TUNEL and flow-cytometric analyses revealed that CYP2J2 knockdown markedly increased apoptosis, while CYP2J2 overexpression reduced apoptotic fractions, suggesting that CYP2J2 expression inhibits apoptosis and favors cell survival (Supplementary Figure S4). Cell-cycle profiling demonstrated that CYP2J2 overexpression decreased the G0/G1 fraction and increased the S and G2/M fractions; conversely, CYP2J2 knockdown caused G0/G1 accumulation and reduced cycling fractions (Supplementary Figure S5). Western-blot analysis further showed that proliferation-related proteins were upregulated and apoptosis-associated proteins were downregulated in CYP2J2-overexpressing cells, with the opposite pattern after CYP2J2 knockdown (Supplementary Figures S6 and S7). Together, these data indicate that CYP2J2 plays a crucial role in regulating the cell cycle and apoptosis in CRC cells.
Discussion
This study integrates metabolomics, clinical tissue analyses, and functional studies to suggest that CYP2J2 may serve as a metabolic node potentially linking reprogramming with malignant behavior in CRC. Untargeted metabolomics revealed a CRC-specific signature characterized by dysregulated central-carbon, glutathione, TGF-β-related, and cancer-associated proteoglycan pathways and by accumulation of arachidonic-acid-derived 5,6-DHET. Within this context, CYP2J2 was overexpressed, strongly correlated with tumor size and Ki-67 index, and preferentially co-expressed with the intestinal epithelial marker CK20, while CDX2 showed only weak co-variation and CK7 remained negative. These findings situate CYP2J2 within a typical CRC differentiation background but highlight its specific association with proliferative burden.
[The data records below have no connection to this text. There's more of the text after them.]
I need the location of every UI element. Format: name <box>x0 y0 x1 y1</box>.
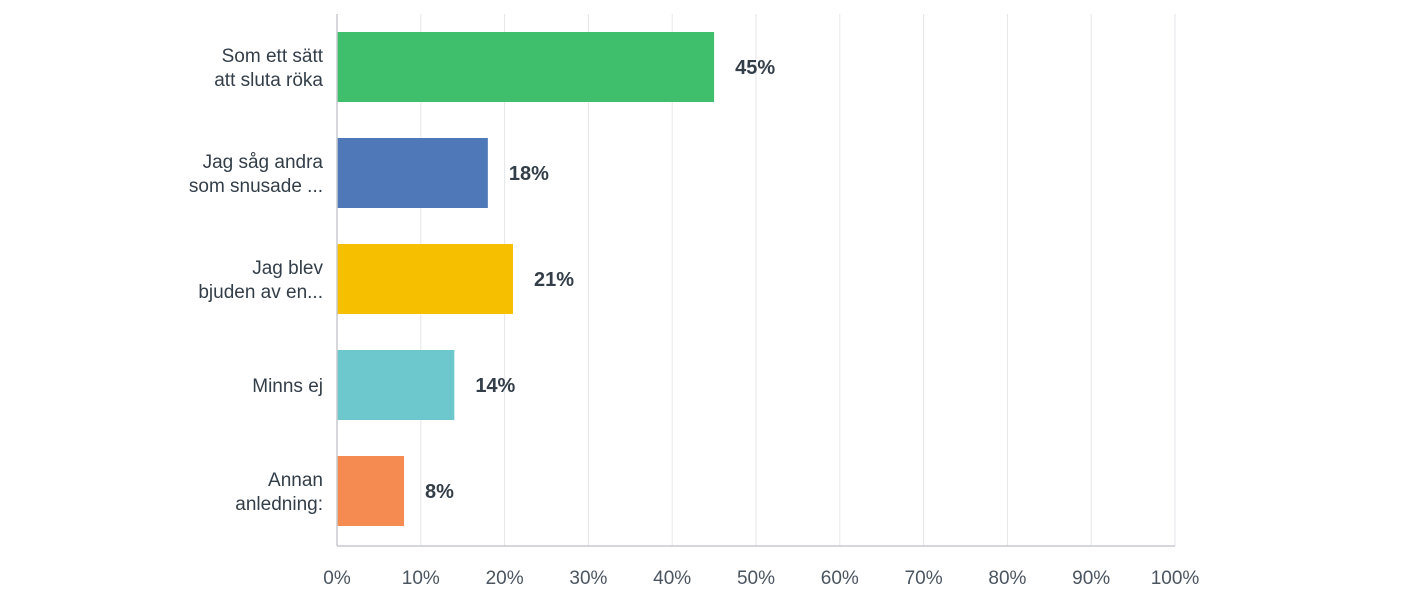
data-label: 8% <box>425 481 454 503</box>
category-label: som snusade ... <box>189 176 323 197</box>
x-tick-label: 0% <box>323 568 351 589</box>
x-tick-label: 30% <box>569 568 607 589</box>
category-label: Som ett sätt <box>222 46 324 67</box>
data-label: 18% <box>509 163 549 185</box>
data-label: 14% <box>475 375 515 397</box>
category-label: Jag såg andra <box>203 152 324 173</box>
bar <box>337 456 405 526</box>
bar <box>337 350 455 420</box>
category-label: bjuden av en... <box>198 282 323 303</box>
category-label: Annan <box>268 470 323 491</box>
x-tick-label: 90% <box>1072 568 1110 589</box>
x-tick-label: 80% <box>988 568 1026 589</box>
bar <box>337 244 513 314</box>
bars <box>337 32 715 526</box>
axes <box>336 14 1175 547</box>
bar <box>337 138 488 208</box>
x-tick-label: 10% <box>402 568 440 589</box>
data-label: 45% <box>735 57 775 79</box>
gridlines <box>420 14 1176 546</box>
category-label: att sluta röka <box>214 70 323 91</box>
x-tick-label: 70% <box>905 568 943 589</box>
category-label: Jag blev <box>252 258 323 279</box>
category-label: Minns ej <box>252 376 323 397</box>
x-tick-label: 50% <box>737 568 775 589</box>
x-tick-label: 20% <box>486 568 524 589</box>
bar <box>337 32 715 102</box>
x-tick-label: 40% <box>653 568 691 589</box>
x-tick-label: 60% <box>821 568 859 589</box>
x-tick-label: 100% <box>1151 568 1200 589</box>
labels: 0% 10% 20% 30% 40% 50% 60% 70% 80% 90% 100% 45% Som … <box>189 46 1200 589</box>
data-label: 21% <box>534 269 574 291</box>
category-label: anledning: <box>235 494 323 515</box>
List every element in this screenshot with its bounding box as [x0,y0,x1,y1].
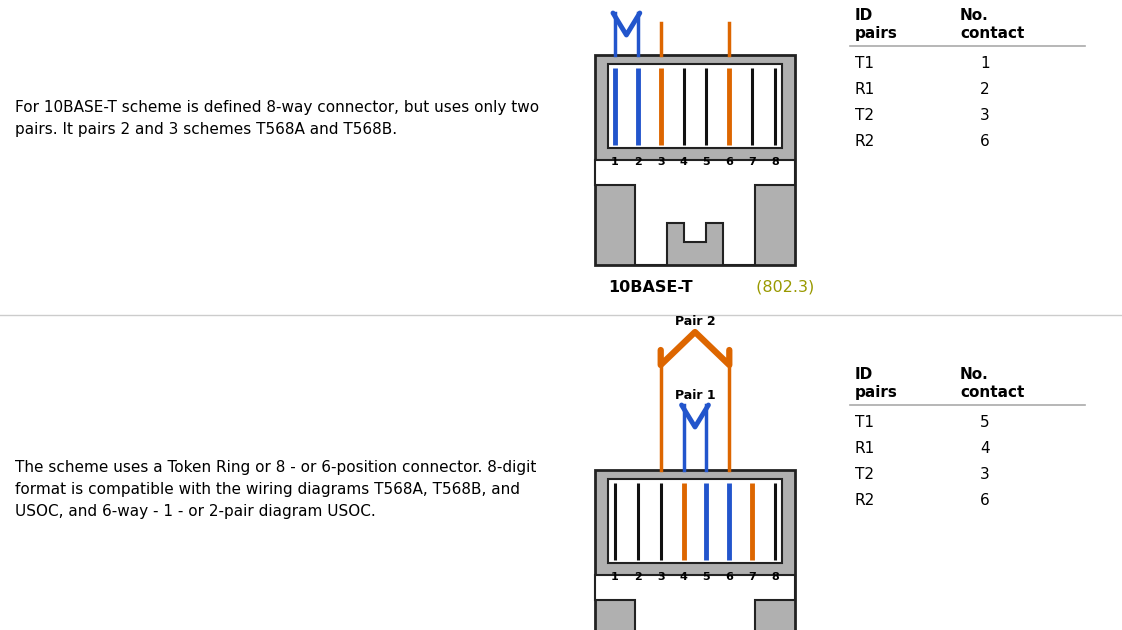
Text: T2: T2 [855,108,874,123]
Text: T1: T1 [855,415,874,430]
Text: Pair 1: Pair 1 [674,389,716,402]
Text: 5: 5 [702,157,710,167]
Text: 2: 2 [980,82,990,97]
Text: ID: ID [855,367,873,382]
Text: R1: R1 [855,82,875,97]
Text: 3: 3 [656,572,664,582]
Text: T2: T2 [855,467,874,482]
Text: 3: 3 [980,467,990,482]
Text: Pair 2: Pair 2 [674,315,716,328]
Polygon shape [595,160,795,265]
Text: The scheme uses a Token Ring or 8 - or 6-position connector. 8-digit: The scheme uses a Token Ring or 8 - or 6… [15,460,536,475]
Text: 6: 6 [725,157,734,167]
Text: 6: 6 [980,134,990,149]
Text: For 10BASE-T scheme is defined 8-way connector, but uses only two: For 10BASE-T scheme is defined 8-way con… [15,100,540,115]
Text: contact: contact [960,26,1024,41]
Text: contact: contact [960,385,1024,400]
Text: 2: 2 [634,572,642,582]
Text: 3: 3 [656,157,664,167]
Text: No.: No. [960,367,988,382]
Text: (802.3): (802.3) [751,280,815,295]
Text: 2: 2 [634,157,642,167]
Text: T1: T1 [855,56,874,71]
Text: 6: 6 [980,493,990,508]
Text: USOC, and 6-way - 1 - or 2-pair diagram USOC.: USOC, and 6-way - 1 - or 2-pair diagram … [15,504,376,519]
Text: 1: 1 [980,56,990,71]
Text: 7: 7 [748,572,756,582]
Text: 4: 4 [980,441,990,456]
Text: 5: 5 [702,572,710,582]
Polygon shape [595,575,795,630]
Text: 1: 1 [611,157,619,167]
Text: R2: R2 [855,134,875,149]
Text: 10BASE-T: 10BASE-T [608,280,693,295]
Text: R2: R2 [855,493,875,508]
Text: No.: No. [960,8,988,23]
Bar [595,470,795,630]
Text: 4: 4 [680,157,688,167]
Text: 4: 4 [680,572,688,582]
Text: pairs: pairs [855,385,898,400]
Text: 8: 8 [771,572,779,582]
Text: 1: 1 [611,572,619,582]
Text: 3: 3 [980,108,990,123]
Text: pairs: pairs [855,26,898,41]
Bar [608,64,782,149]
Text: 7: 7 [748,157,756,167]
Text: format is compatible with the wiring diagrams T568A, T568B, and: format is compatible with the wiring dia… [15,482,519,497]
Text: ID: ID [855,8,873,23]
Text: pairs. It pairs 2 and 3 schemes T568A and T568B.: pairs. It pairs 2 and 3 schemes T568A an… [15,122,397,137]
Bar [608,479,782,563]
Text: R1: R1 [855,441,875,456]
Bar [595,55,795,265]
Text: 8: 8 [771,157,779,167]
Text: 6: 6 [725,572,734,582]
Text: 5: 5 [980,415,990,430]
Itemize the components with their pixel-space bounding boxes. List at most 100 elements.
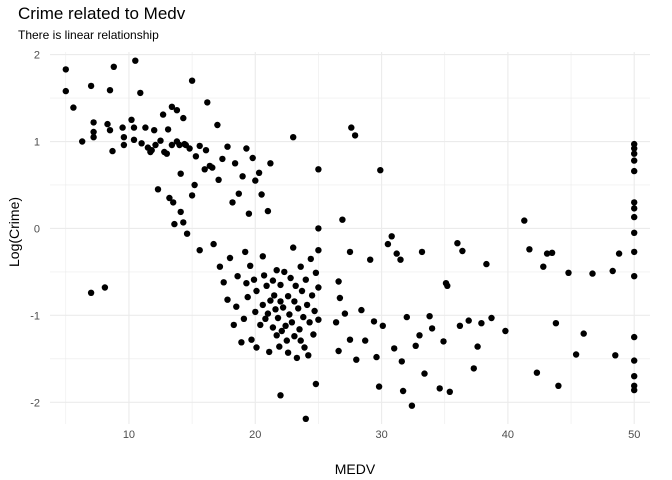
data-point	[391, 345, 398, 352]
data-point	[315, 166, 322, 173]
y-tick-label: -1	[30, 310, 40, 322]
data-point	[290, 134, 297, 141]
data-point	[393, 250, 400, 257]
data-point	[418, 248, 426, 256]
data-point	[224, 143, 231, 150]
data-point	[346, 336, 354, 343]
data-point	[216, 263, 224, 270]
data-point	[159, 111, 167, 118]
data-point	[233, 303, 240, 310]
data-point	[267, 160, 274, 167]
data-point	[291, 333, 298, 340]
data-point	[87, 289, 95, 296]
data-point	[273, 332, 280, 339]
data-point	[243, 280, 250, 287]
data-point	[70, 104, 77, 111]
data-point	[428, 325, 436, 332]
data-point	[291, 298, 298, 305]
data-point	[272, 306, 279, 313]
data-point	[540, 263, 547, 270]
data-point	[188, 192, 196, 199]
data-point	[631, 205, 638, 212]
data-point	[336, 294, 344, 302]
data-point	[263, 282, 270, 289]
data-point	[631, 248, 638, 256]
data-point	[274, 314, 282, 322]
data-point	[296, 326, 303, 333]
data-point	[502, 327, 509, 335]
data-point	[631, 373, 638, 380]
data-point	[238, 339, 245, 346]
data-point	[631, 386, 638, 394]
data-point	[631, 167, 638, 175]
data-point	[332, 319, 340, 326]
data-point	[87, 82, 95, 90]
data-point	[132, 57, 139, 64]
data-point	[259, 301, 266, 309]
data-point	[157, 137, 164, 144]
data-point	[201, 166, 208, 173]
data-point	[235, 190, 242, 197]
data-point	[615, 250, 623, 257]
data-point	[90, 119, 97, 126]
y-axis-label: Log(Crime)	[6, 197, 22, 267]
data-point	[252, 177, 259, 184]
data-point	[284, 293, 292, 300]
data-point	[215, 176, 222, 183]
data-point	[196, 247, 203, 254]
data-point	[307, 255, 314, 263]
data-point	[260, 272, 268, 279]
data-point	[177, 208, 184, 216]
data-point	[168, 141, 176, 149]
data-point	[269, 277, 277, 284]
data-point	[399, 387, 407, 395]
data-point	[315, 316, 322, 323]
data-point	[188, 77, 196, 84]
data-point	[277, 281, 284, 289]
data-point	[130, 136, 138, 143]
data-point	[106, 127, 114, 134]
data-point	[379, 322, 386, 329]
data-point	[315, 225, 322, 232]
data-point	[286, 311, 293, 318]
data-point	[300, 313, 307, 321]
data-point	[154, 186, 162, 193]
data-point	[297, 337, 304, 344]
data-point	[315, 284, 322, 291]
data-point	[243, 145, 250, 152]
x-axis-label: MEDV	[335, 461, 376, 477]
data-point	[312, 380, 320, 388]
data-point	[444, 282, 451, 289]
data-point	[388, 233, 395, 240]
data-point	[412, 342, 419, 349]
data-point	[308, 292, 316, 299]
data-point	[548, 249, 556, 256]
data-point	[204, 99, 211, 106]
data-point	[264, 207, 272, 215]
data-point	[259, 253, 266, 260]
data-point	[281, 268, 288, 276]
data-point	[173, 107, 181, 114]
data-point	[440, 338, 447, 345]
data-point	[252, 308, 259, 316]
data-point	[90, 128, 97, 136]
data-point	[130, 124, 138, 131]
data-point	[421, 370, 428, 377]
data-point	[209, 164, 216, 171]
data-point	[248, 336, 255, 343]
data-point	[533, 369, 541, 376]
data-point	[250, 276, 258, 283]
data-point	[271, 292, 278, 299]
data-point	[264, 310, 272, 317]
chart-subtitle: There is linear relationship	[18, 28, 159, 42]
data-point	[589, 270, 596, 277]
data-point	[398, 358, 405, 365]
data-point	[302, 276, 309, 283]
data-point	[255, 169, 263, 176]
data-point	[631, 229, 638, 236]
data-point	[474, 343, 481, 350]
data-point	[240, 315, 248, 322]
data-point	[358, 306, 365, 314]
data-point	[224, 296, 231, 303]
data-point	[543, 250, 551, 257]
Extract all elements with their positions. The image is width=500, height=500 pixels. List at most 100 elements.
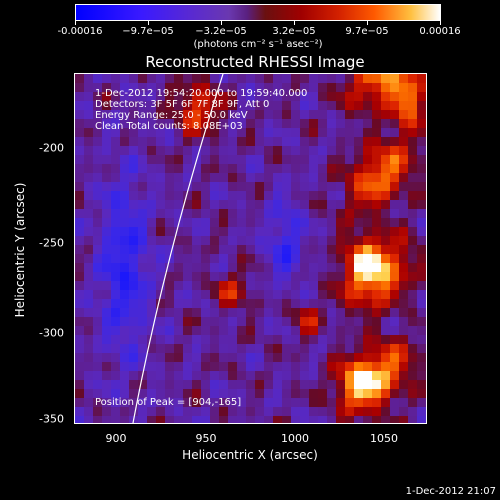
heatmap-cell [210,245,220,255]
heatmap-cell [201,290,211,300]
heatmap-cell [246,200,256,210]
heatmap-cell [372,245,382,255]
heatmap-cell [282,245,292,255]
heatmap-cell [210,110,220,120]
heatmap-cell [390,227,400,237]
heatmap-cell [363,263,373,273]
heatmap-cell [210,299,220,309]
heatmap-cell [93,407,103,417]
heatmap-cell [327,326,337,336]
heatmap-cell [417,389,426,399]
heatmap-cell [246,218,256,228]
heatmap-cell [363,254,373,264]
heatmap-cell [183,110,193,120]
heatmap-cell [255,245,265,255]
heatmap-cell [246,245,256,255]
heatmap-cell [300,191,310,201]
heatmap-cell [219,182,229,192]
heatmap-cell [84,398,94,408]
heatmap-cell [219,326,229,336]
x-axis-label: Heliocentric X (arcsec) [182,448,318,462]
heatmap-cell [309,290,319,300]
heatmap-cell [399,290,409,300]
heatmap-cell [336,317,346,327]
heatmap-cell [201,137,211,147]
heatmap-cell [255,317,265,327]
heatmap-cell [273,146,283,156]
heatmap-cell [93,137,103,147]
heatmap-cell [75,380,85,390]
heatmap-cell [120,326,130,336]
heatmap-cell [147,164,157,174]
heatmap-cell [147,263,157,273]
heatmap-cell [309,119,319,129]
heatmap-cell [228,200,238,210]
heatmap-cell [228,380,238,390]
heatmap-cell [156,353,166,363]
heatmap-cell [138,245,148,255]
heatmap-cell [156,137,166,147]
heatmap-cell [129,101,139,111]
heatmap-cell [399,353,409,363]
heatmap-cell [417,146,426,156]
heatmap-cell [318,173,328,183]
heatmap-cell [345,128,355,138]
heatmap-cell [228,371,238,381]
heatmap-cell [138,74,148,84]
heatmap-cell [255,155,265,165]
heatmap-cell [336,416,346,423]
heatmap-cell [246,236,256,246]
heatmap-cell [228,299,238,309]
heatmap-cell [282,155,292,165]
heatmap-cell [327,182,337,192]
heatmap-cell [399,281,409,291]
heatmap-cell [300,155,310,165]
heatmap-cell [354,218,364,228]
heatmap-cell [363,335,373,345]
heatmap-cell [273,272,283,282]
heatmap-cell [192,353,202,363]
heatmap-cell [183,308,193,318]
heatmap-cell [255,200,265,210]
heatmap-cell [237,218,247,228]
heatmap-cell [237,173,247,183]
heatmap-cell [309,227,319,237]
heatmap-cell [381,200,391,210]
heatmap-cell [192,362,202,372]
heatmap-cell [102,146,112,156]
heatmap-cell [183,254,193,264]
heatmap-cell [345,407,355,417]
heatmap-cell [228,389,238,399]
heatmap-cell [228,290,238,300]
heatmap-cell [417,299,426,309]
heatmap-cell [75,74,85,84]
heatmap-cell [237,209,247,219]
heatmap-cell [318,371,328,381]
heatmap-cell [156,209,166,219]
heatmap-cell [147,353,157,363]
heatmap-cell [183,173,193,183]
heatmap-cell [408,389,418,399]
heatmap-cell [120,101,130,111]
heatmap-cell [246,83,256,93]
heatmap-cell [282,164,292,174]
heatmap-cell [318,281,328,291]
heatmap-cell [102,380,112,390]
heatmap-cell [255,371,265,381]
heatmap-cell [138,308,148,318]
heatmap-cell [93,209,103,219]
heatmap-cell [291,308,301,318]
heatmap-cell [219,281,229,291]
heatmap-cell [363,362,373,372]
heatmap-cell [408,92,418,102]
heatmap-cell [408,335,418,345]
heatmap-cell [282,371,292,381]
heatmap-cell [84,389,94,399]
heatmap-cell [300,92,310,102]
heatmap-cell [390,218,400,228]
heatmap-cell [417,344,426,354]
heatmap-cell [318,407,328,417]
heatmap-cell [156,92,166,102]
heatmap-cell [111,254,121,264]
heatmap-cell [246,173,256,183]
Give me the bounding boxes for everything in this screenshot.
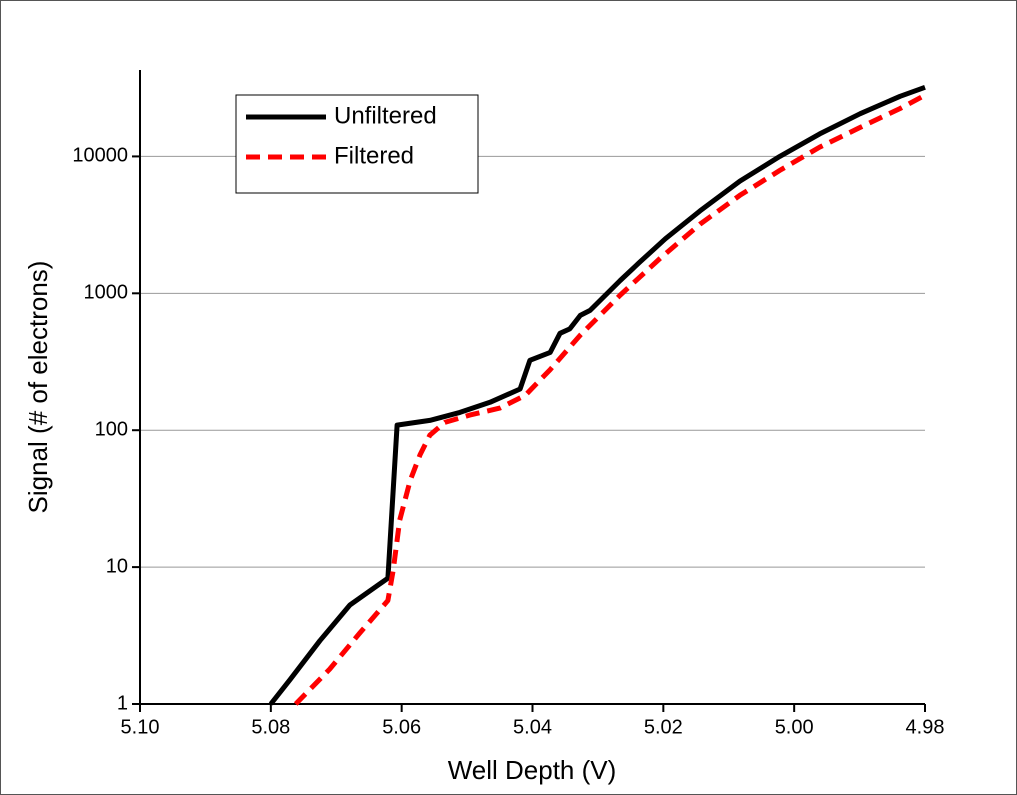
y-tick-label: 1	[117, 692, 128, 714]
x-tick-label: 5.00	[775, 716, 814, 738]
y-tick-label: 10000	[72, 145, 128, 167]
y-axis-label: Signal (# of electrons)	[23, 261, 53, 514]
series-line	[268, 84, 926, 706]
x-tick-label: 5.08	[251, 716, 290, 738]
x-tick-label: 5.06	[382, 716, 421, 738]
x-tick-label: 5.02	[644, 716, 683, 738]
y-tick-label: 1000	[84, 282, 129, 304]
x-tick-label: 5.10	[121, 716, 160, 738]
x-axis-label: Well Depth (V)	[448, 755, 617, 785]
x-tick-label: 5.04	[513, 716, 552, 738]
legend-label: Filtered	[334, 142, 414, 169]
y-tick-label: 100	[95, 418, 128, 440]
legend-label: Unfiltered	[334, 102, 437, 129]
y-tick-label: 10	[106, 555, 128, 577]
legend-box	[235, 94, 479, 194]
series-line	[293, 92, 927, 706]
x-tick-label: 4.98	[906, 716, 945, 738]
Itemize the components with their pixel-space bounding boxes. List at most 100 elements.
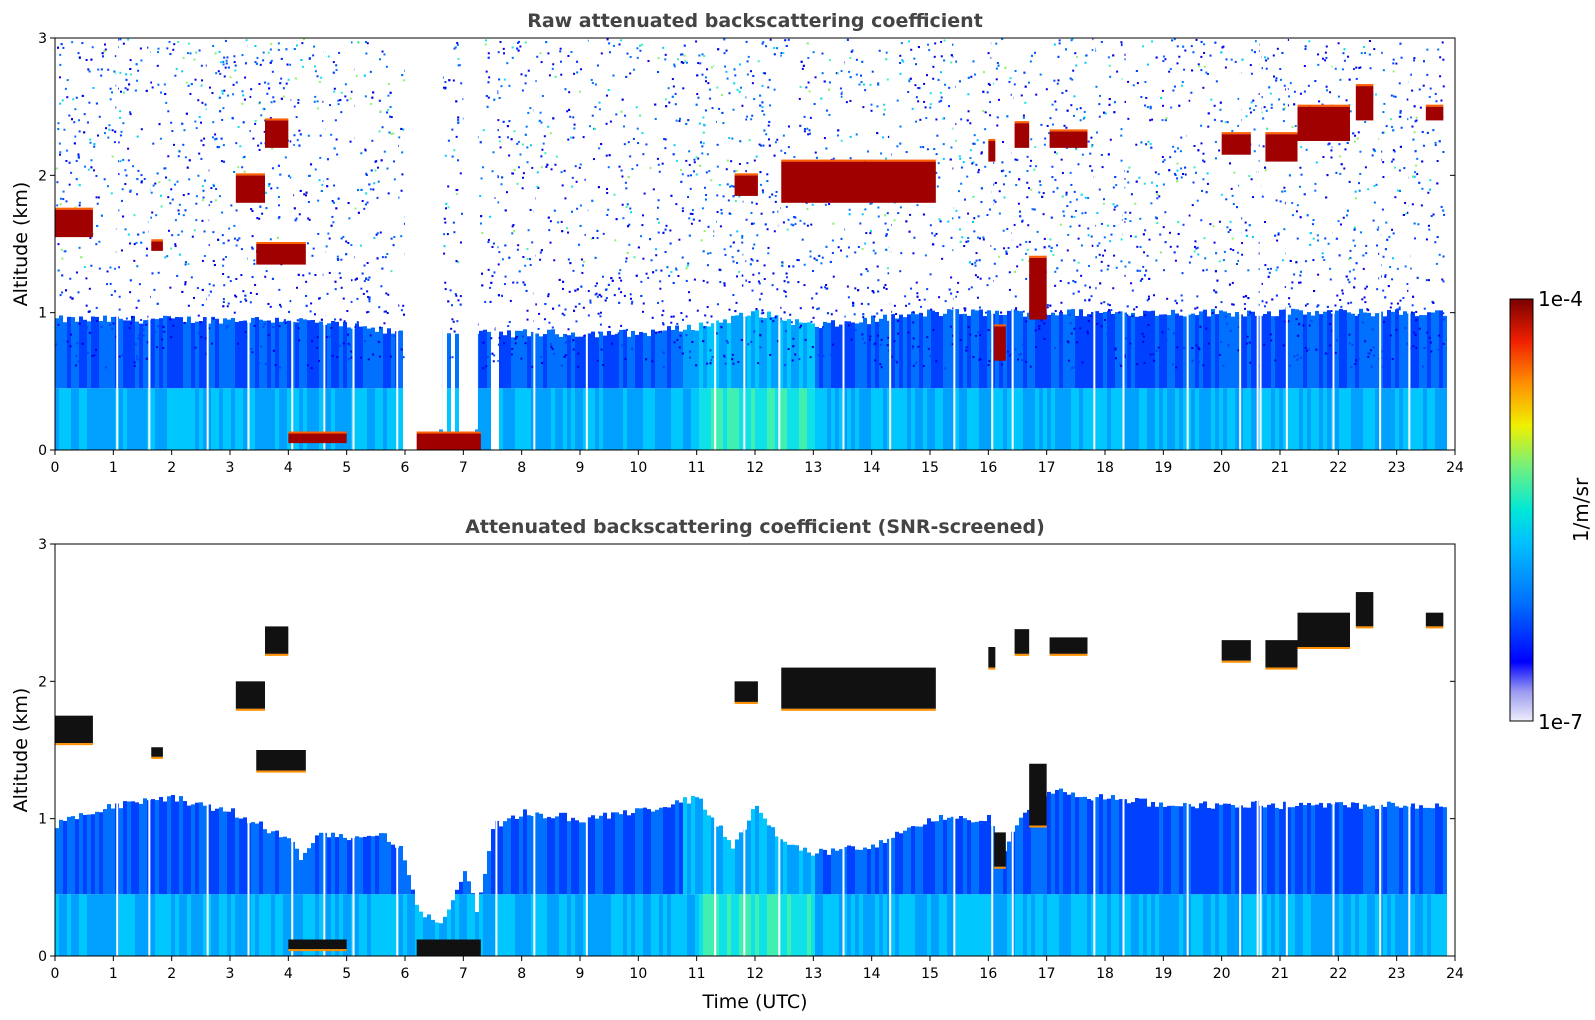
noise-pixel (899, 125, 902, 128)
aerosol-column (1075, 388, 1079, 450)
noise-pixel (686, 264, 689, 267)
noise-pixel (550, 168, 553, 171)
noise-pixel (492, 151, 495, 154)
aerosol-column (1227, 313, 1231, 389)
noise-pixel (774, 141, 777, 144)
noise-pixel (63, 128, 66, 131)
noise-pixel (657, 199, 660, 202)
noise-pixel (522, 143, 525, 146)
noise-pixel (862, 83, 865, 86)
noise-pixel (1295, 210, 1298, 213)
aerosol-column (1067, 309, 1071, 389)
noise-pixel (516, 248, 519, 251)
noise-pixel (1100, 153, 1103, 156)
noise-pixel (1147, 63, 1150, 66)
noise-pixel (184, 261, 187, 264)
noise-pixel (234, 294, 237, 297)
noise-pixel (782, 52, 785, 55)
noise-pixel (156, 64, 159, 67)
noise-pixel (668, 101, 671, 104)
aerosol-column (995, 388, 999, 450)
noise-pixel (369, 70, 372, 73)
noise-pixel (900, 252, 903, 255)
noise-pixel (1251, 196, 1254, 199)
noise-pixel (886, 212, 889, 215)
noise-pixel (1091, 244, 1094, 247)
noise-pixel (489, 215, 492, 218)
noise-pixel (807, 133, 810, 136)
noise-pixel (567, 231, 570, 234)
noise-pixel (1076, 108, 1079, 111)
aerosol-column (447, 388, 451, 450)
noise-pixel (1015, 309, 1018, 312)
noise-pixel (137, 69, 140, 72)
aerosol-column (579, 388, 583, 450)
noise-pixel (349, 344, 352, 347)
noise-pixel (1176, 177, 1179, 180)
noise-pixel (1443, 213, 1446, 216)
noise-pixel (547, 52, 550, 55)
noise-pixel (219, 72, 222, 75)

Functionally, CYP2J2 enhanced proliferation, invasion, and cell-cycle progression and suppressed apoptosis in CRC cell lines, consistent with a model in which CYP2J2-derived EETs foster EGFR–MAPK–PI3K signaling and metastatic potential, although direct evidence was not obtained in this study. Collectively, our results support CYP2J2 as a biomarker reflecting proliferative aggressiveness rather than survival per se, and as a promising therapeutic target. Isoform-selective inhibition of CYP2J2 or modulation of the EET–soluble epoxide hydrolase axis, potentially combined with standard chemo- or radiotherapy, warrants further evaluation in preclinical CRC models, while carefully considering the physiological roles of CYP2J2 in normal tissues. Limitations of this study include the relatively small metabolomics cohort, the lack of in vivo validation, and the absence of direct measurements of EETs/EET-pathway activity, which are inferred here primarily from increased 5,6-DHET levels.